Leander swallowed his next retort, and Damya threw back her head and laughed, slapping him so heartily on the back that she almost knocked him into the fire. I tried to laugh along at the banter, but my own thoughts started to careen away from me. My own heart, I suddenly remembered, had been missing for months. Stolen and carried away into battle in far-off lands. By Caius Antonius Varro, decurion in Caesar’s legions . . .

I sighed.

Clearly, I thought, I’ve drunk far too much of the kitchen boy’s beer tonight. Still, the warmth of the fire on my face made me close my eyes and imagine it was Cai’s breath on my skin as he leaned close to kiss me.

“You sigh any louder and somebody’s going to tattle to Heron that you’ve got a case of evil humors,” Elka’s voice murmured in my ear as she sat down beside me and handed me another cup of beer.

I opened one eye and squinted at her.

“I know it’s just love-pining,” she said, “but he’ll march you to the infirmary to have you stuck with bloodletting skewers and wrapped in one of his stinking poultices.”

I opened my other eye and grumbled something unpleasant under my breath before gulping my drink. Elka nodded and drank from her own cup.

“How long since you’ve heard from him?”

“Weeks,” I said sourly. “Four of them less a day, to be exact. Plus however many hours it’s been since I woke up this morning.”

“At least you’re getting the knack of the Roman calendar.”

“Barely.”

“And you’re learning to read their letters.”

“Less than barely.”

The Cantii had no written language. All our stories were told face-to-face, passed down through the songs and poems of our bards. We had no need for scribbled marks on tablets and scrolls to convey our hearts and minds to others.

Rome, and Romans, were different. And so I’d resolved to learn their written words as best I could. Sorcha had made a tutor available to any of the girls at the ludus who wished to avail themselves, though few of them did. Ajani, with her quiet thirst for knowledge, was one. I was another. Admittedly, I had a very specific reason for doing so. An armor-wearing reason with laughing hazel eyes and an infuriatingly kissable mouth who was, at present, a whole wide world away from me, smiting the enemies of the great and mighty Caesar.

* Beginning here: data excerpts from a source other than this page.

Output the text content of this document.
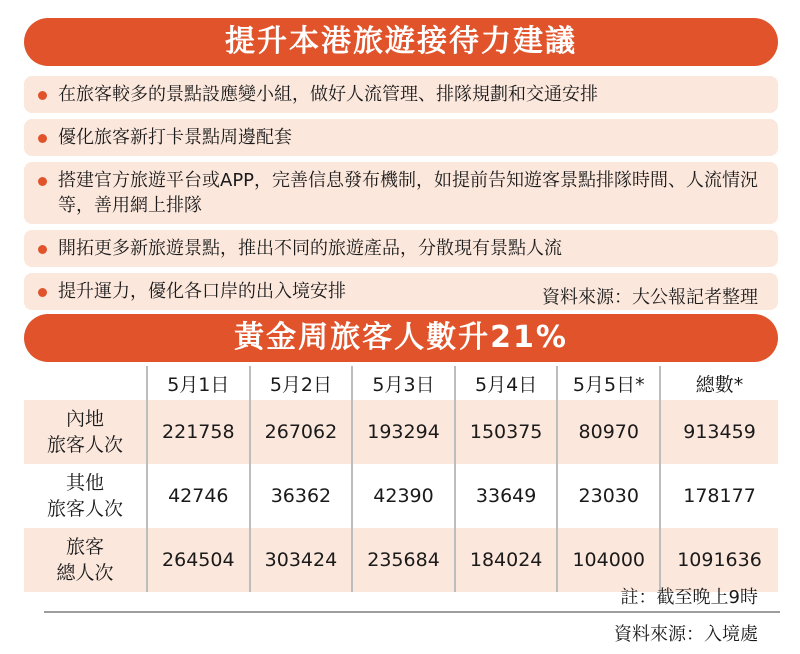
提升本港旅遊接待力建議
在旅客較多的景點設應變小組，做好人流管理、排隊規劃和交通安排
優化旅客新打卡景點周邊配套
搭建官方旅遊平台或APP，完善信息發布機制，如提前告知遊客景點排隊時間、人流情況等，善用網上排隊
開拓更多新旅遊景點，推出不同的旅遊產品，分散現有景點人流
提升運力，優化各口岸的出入境安排	資料來源：大公報記者整理
黃金周旅客人數升21%
	5月1日	5月2日	5月3日	5月4日	5月5日*	總數*
內地
旅客人次	221758	267062	193294	150375	80970	913459
其他
旅客人次	42746	36362	42390	33649	23030	178177
旅客
總人次	264504	303424	235684	184024	104000	1091636
註：截至晚上9時
資料來源：入境處
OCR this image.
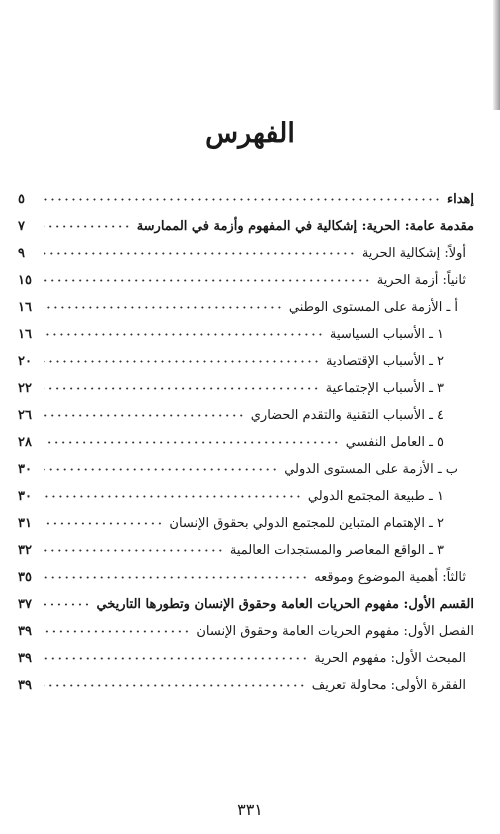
الفهرس
إهداء
٥
مقدمة عامة: الحرية: إشكالية في المفهوم وأزمة في الممارسة
٧
أولاً: إشكالية الحرية
٩
ثانياً: أزمة الحرية
١٥
أ ـ الأزمة على المستوى الوطني
١٦
١ ـ الأسباب السياسية
١٦
٢ ـ الأسباب الإقتصادية
٢٠
٣ ـ الأسباب الإجتماعية
٢٢
٤ ـ الأسباب التقنية والتقدم الحضاري
٢٦
٥ ـ العامل النفسي
٢٨
ب ـ الأزمة على المستوى الدولي
٣٠
١ ـ طبيعة المجتمع الدولي
٣٠
٢ ـ الإهتمام المتباين للمجتمع الدولي بحقوق الإنسان
٣١
٣ ـ الواقع المعاصر والمستجدات العالمية
٣٢
ثالثاً: أهمية الموضوع وموقعه
٣٥
القسم الأول: مفهوم الحريات العامة وحقوق الإنسان وتطورها التاريخي
٣٧
الفصل الأول: مفهوم الحريات العامة وحقوق الإنسان
٣٩
المبحث الأول: مفهوم الحرية
٣٩
الفقرة الأولى: محاولة تعريف
٣٩
٣٣١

Before he left, I’d promised Cai that I would try to write. Or rather, that I would try to dictate letters to Heron, the ludus physician, and perhaps the only man I would trust with such words. And Cai had promised me, in turn, that he would send me letters back whenever he could. Letters written in basic—very basic—Latin. Usually the missives were no more than two or three lines of neat black script on a square of papyrus or vellum. But beyond the words and phrases I could recognize, like “smile” and “miss you”—or, depending on how Caesar’s campaign fared, “fight” and “enemy” and “seige”—Cai always sent me something else. He sent me pictures. They made my chest ache for him.

Because they were magic. And they were just for me.

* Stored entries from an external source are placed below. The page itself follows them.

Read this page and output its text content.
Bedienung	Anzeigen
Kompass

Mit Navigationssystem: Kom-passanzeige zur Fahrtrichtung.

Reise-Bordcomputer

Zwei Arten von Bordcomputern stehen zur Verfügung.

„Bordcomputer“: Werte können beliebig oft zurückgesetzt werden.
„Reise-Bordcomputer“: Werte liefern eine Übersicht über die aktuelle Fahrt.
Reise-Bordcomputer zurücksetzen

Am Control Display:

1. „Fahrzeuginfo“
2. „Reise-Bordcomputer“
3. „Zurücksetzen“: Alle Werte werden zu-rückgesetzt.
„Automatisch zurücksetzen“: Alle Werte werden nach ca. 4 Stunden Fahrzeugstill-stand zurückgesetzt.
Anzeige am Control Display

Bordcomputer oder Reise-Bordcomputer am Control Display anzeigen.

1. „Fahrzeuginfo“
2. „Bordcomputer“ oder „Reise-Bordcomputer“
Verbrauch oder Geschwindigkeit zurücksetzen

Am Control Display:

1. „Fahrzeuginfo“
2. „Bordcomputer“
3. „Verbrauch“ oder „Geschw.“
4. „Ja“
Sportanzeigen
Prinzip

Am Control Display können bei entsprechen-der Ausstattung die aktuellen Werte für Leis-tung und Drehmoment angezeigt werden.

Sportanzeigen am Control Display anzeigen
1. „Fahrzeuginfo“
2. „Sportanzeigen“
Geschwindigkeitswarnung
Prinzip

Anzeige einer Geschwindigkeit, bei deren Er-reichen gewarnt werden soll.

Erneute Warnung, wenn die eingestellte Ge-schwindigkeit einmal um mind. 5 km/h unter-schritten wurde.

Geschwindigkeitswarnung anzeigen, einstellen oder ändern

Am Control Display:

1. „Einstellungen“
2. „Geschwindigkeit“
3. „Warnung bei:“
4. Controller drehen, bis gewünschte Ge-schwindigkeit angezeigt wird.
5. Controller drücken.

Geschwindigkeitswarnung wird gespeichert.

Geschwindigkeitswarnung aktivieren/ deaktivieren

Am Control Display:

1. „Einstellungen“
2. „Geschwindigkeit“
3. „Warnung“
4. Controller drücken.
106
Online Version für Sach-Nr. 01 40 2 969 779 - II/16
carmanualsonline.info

Like the murals painted on the walls of the Ludus Achillea—scenes from the arena captured and frozen into single unending moments—Cai’s charcoal drawings of people and places, birds and animals and flowers struck me speechless when I gazed at them.

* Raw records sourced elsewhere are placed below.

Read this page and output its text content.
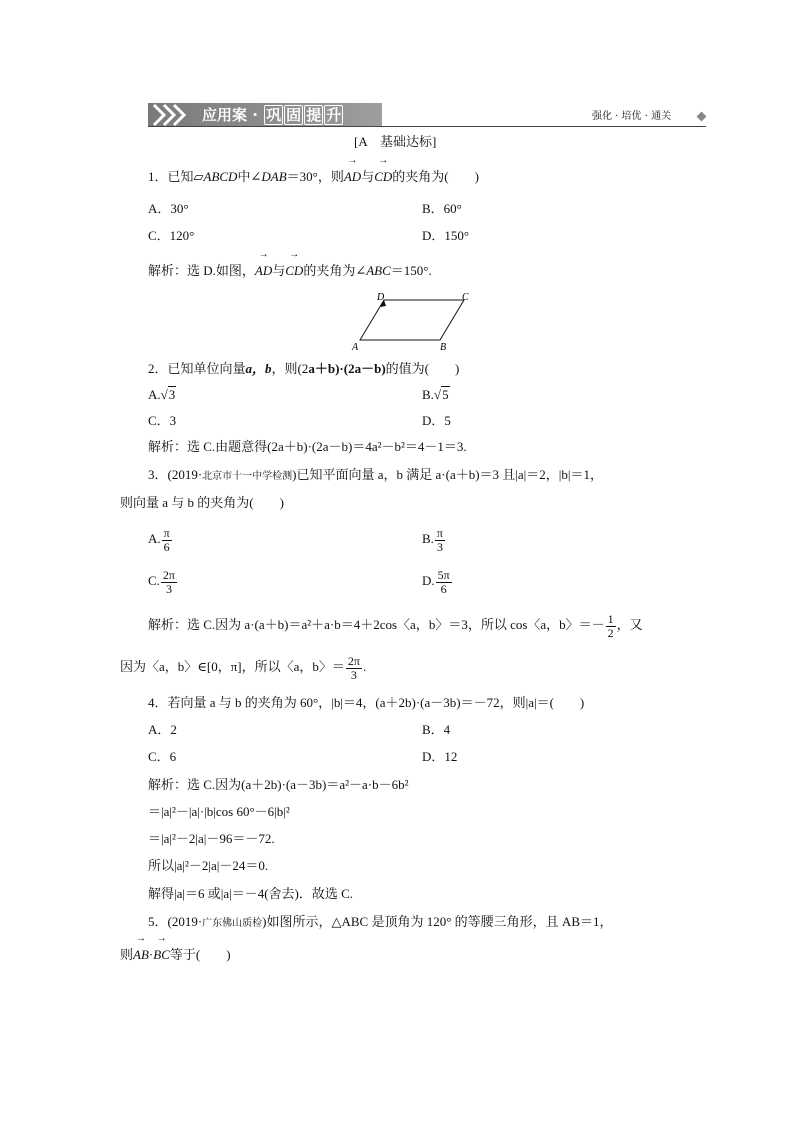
应用案 · 巩 固 提 升	强化 · 培优 · 通关
[A　基础达标]
1．已知▱ABCD中∠DAB＝30°，则→ AD与→ CD的夹角为(　　)
A．30°	B．60°
C．120°	D．150°
解析：选 D.如图，→ AD与→ CD的夹角为∠ABC＝150°.
A	B
C
D
2．已知单位向量a，b，则(2a＋b)·(2a－b)的值为(　　)
A.√3	B.√5
C．3	D．5
解析：选 C.由题意得(2a＋b)·(2a－b)＝4a²－b²＝4－1＝3.
3．(2019·北京市十一中学检测)已知平面向量 a，b 满足 a·(a＋b)＝3 且|a|＝2，|b|＝1，
则向量 a 与 b 的夹角为(　　)
A. $\frac{\pi}{6}$	B. $\frac{\pi}{3}$
C. $\frac{2\pi}{3}$	D. $\frac{5\pi}{6}$
解析：选 C.因为 a·(a＋b)＝a²＋a·b＝4＋2cos〈a，b〉＝3，所以 cos〈a，b〉＝－ $\frac{1}{2}$ ，又
因为〈a，b〉∈[0，π]，所以〈a，b〉＝ $\frac{2\pi}{3}$ .
4．若向量 a 与 b 的夹角为 60°，|b|＝4，(a＋2b)·(a－3b)＝－72，则|a|＝(　　)
A．2	B．4
C．6	D．12
解析：选 C.因为(a＋2b)·(a－3b)＝a²－a·b－6b²
＝|a|²－|a|·|b|cos 60°－6|b|²
＝|a|²－2|a|－96＝－72.
所以|a|²－2|a|－24＝0.
解得|a|＝6 或|a|＝－4(舍去)．故选 C.
5．(2019·广东佛山质检)如图所示，△ABC 是顶角为 120° 的等腰三角形，且 AB＝1，
则→ AB·→ BC等于(　　)
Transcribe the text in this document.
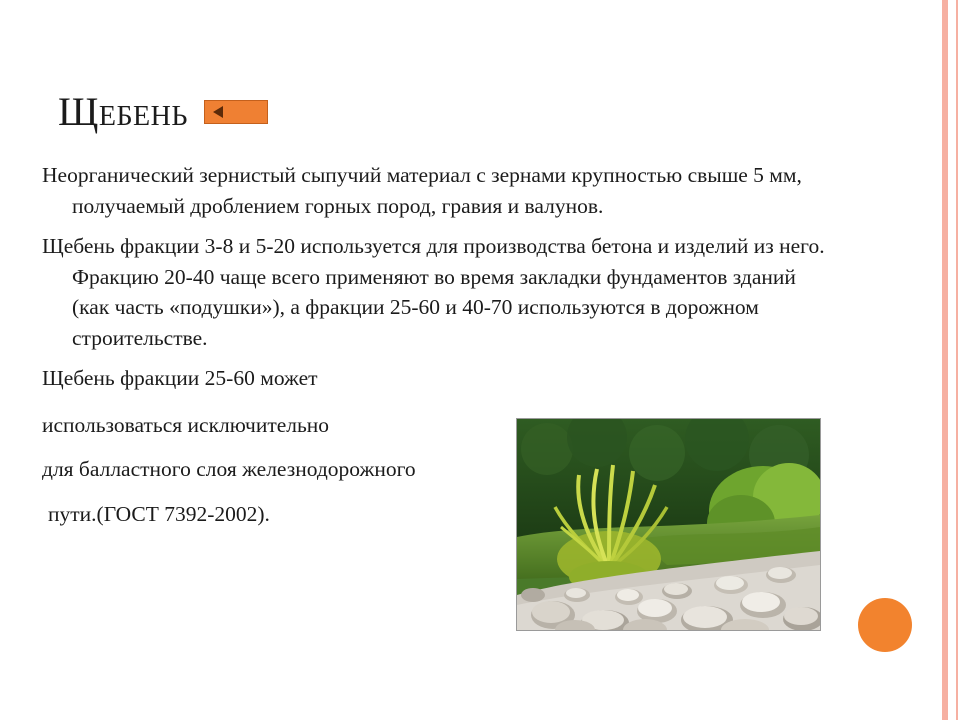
Щебень

Неорганический зернистый сыпучий материал с зернами крупностью свыше 5 мм, получаемый дроблением горных пород, гравия и валунов.

Щебень фракции 3-8 и 5-20 используется для производства бетона и изделий из него. Фракцию 20-40 чаще всего применяют во время закладки фундаментов зданий (как часть «подушки»), а фракции 25-60 и 40-70 используются в дорожном строительстве.

Щебень фракции 25-60 может

использоваться исключительно

для балластного слоя железнодорожного

пути.(ГОСТ 7392-2002).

Every few weeks, a scroll sealed in a copper tube would arrive at the ludus, delivered by courier along with whatever other correspondence there was for the Lanista or the other girls. There wasn’t much of the latter—most of us didn’t have anyone to correspond with outside of the walls of the academy—and so I always felt a little guilty when the courier would ride through the gates and the other gladiatrices would sigh or snicker or, some, gaze longingly at the letters I received. In the privacy of my cell, though, that guilty twinge would vanish the instant I twisted open the seal.

Inside were scenes of the countrysides Cai and the legions marched through: rolling hills dotted with strands of trees, craggy ravines seamed with creeks, soaring forests, and endless plains. Sometimes, he drew the creatures that inhabited those places: a herd of deer grazing, an eagle perched on the high, bare branch of a lonely pine, a crow sitting on the peak of an army camp tent, wings hunched against the wind and black eyes gleaming bright. And always, beneath the sketch, Cai would write the name of the thing in neat black letters to help me learn their names in his language.